Doctoral Dissertations

Date of Award

12-2018

Degree Type

Dissertation

Degree Name

Doctor of Philosophy

Major

Sociology

Major Professor

Lois Presser

Committee Members

Michelle Brown, Christina Ergas, Patrick Grzanka, Avi Brisman

Abstract

We know and make sense of the world through stories. As such, stories shape our expectations for the future, and subsequently our behaviors. This dissertation project investigates attorney stories of environmental crime, contributing to a growing body of literature in both narrative criminology and green cultural criminology. I uncovered three stories of environmental crime commonly told by 14 attorneys, involved in environmental practice, with whom I conducted qualitative interviews: 1) low-hanging fruit stories, which involve a direct harm to the environment perpetrated recklessly or negligently by an individual perpetrator, 2) stories of the state as an agent of harm, where the harm focused on is perpetrated by overbearing environmental regulations and regulatory agencies, and 3) stories which describe a shift to agentless environmental harms, where we are all responsible for the perpetration of complex environmental issues.

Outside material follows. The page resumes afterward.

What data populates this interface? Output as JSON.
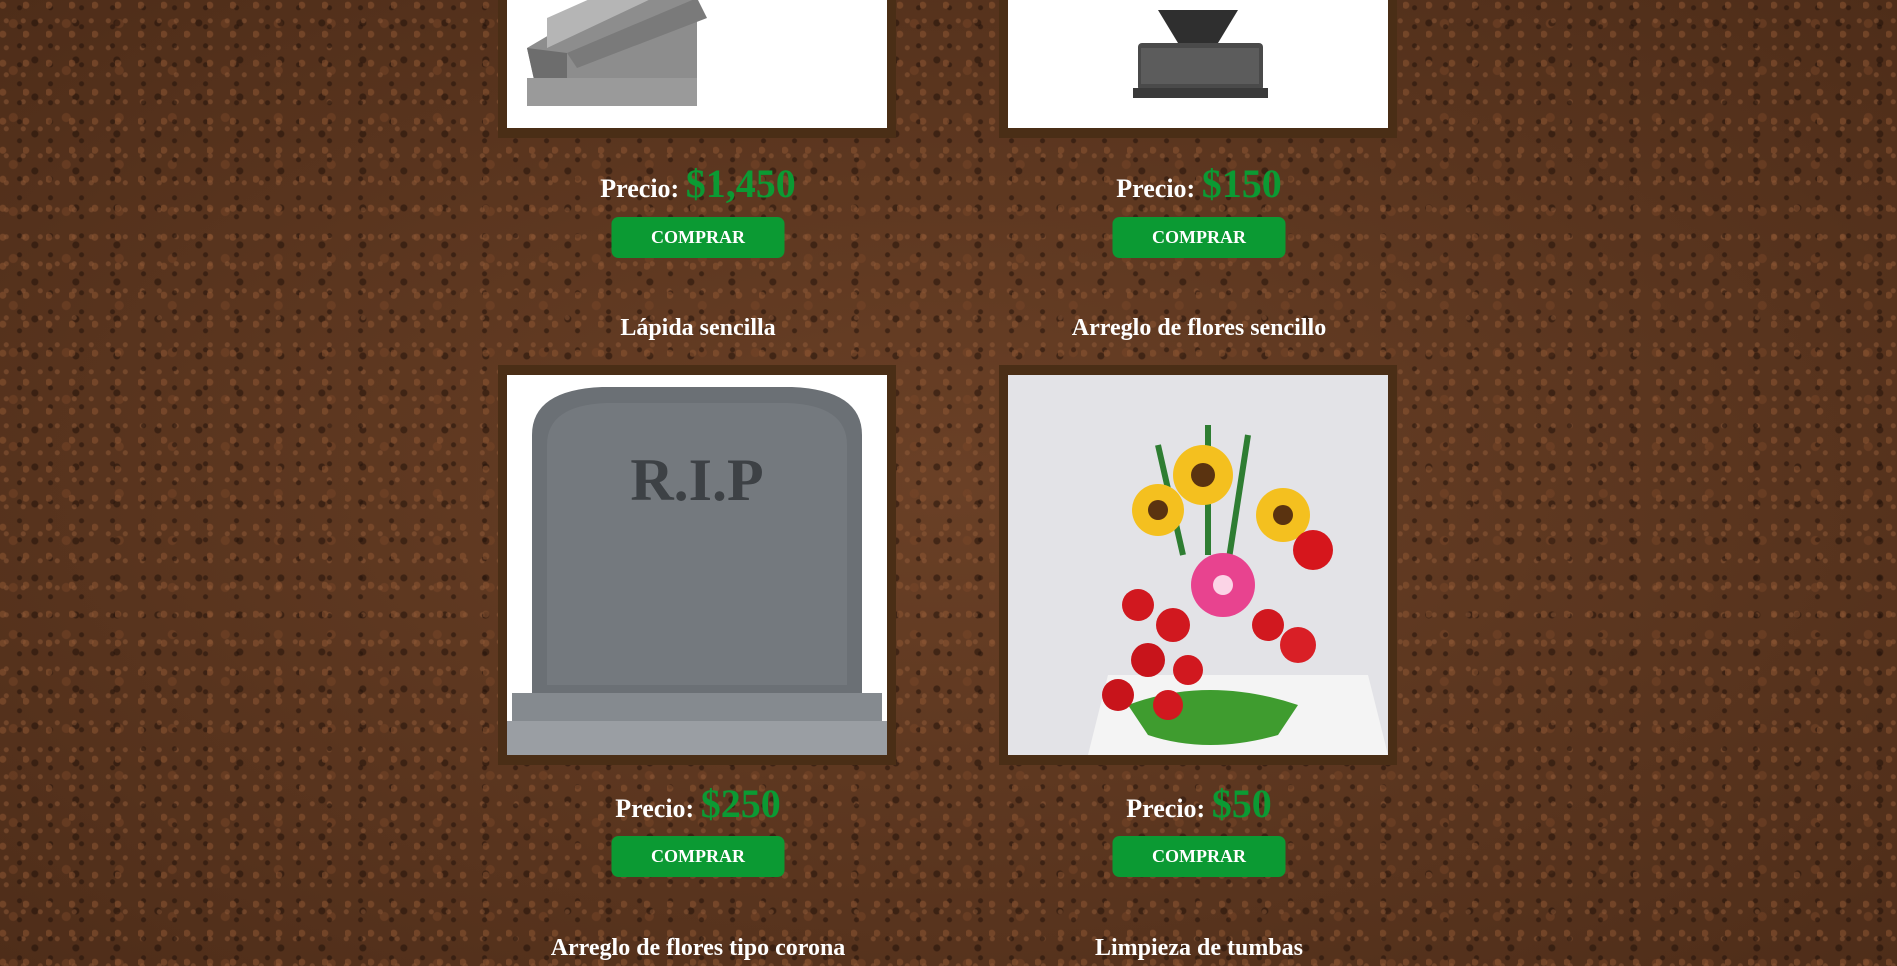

The aforementioned stories largely omit victims and obscure harms. They vilify the state and extant remedies. By holding everyone accountable for perpetuating the complex environmental harms we face today, it allows no one in particular to be held accountable. In these ways, they uphold a culture that lets complex but pressing harms continue to be done with impunity. I hope my inquiry can help to construct new stories of resistance.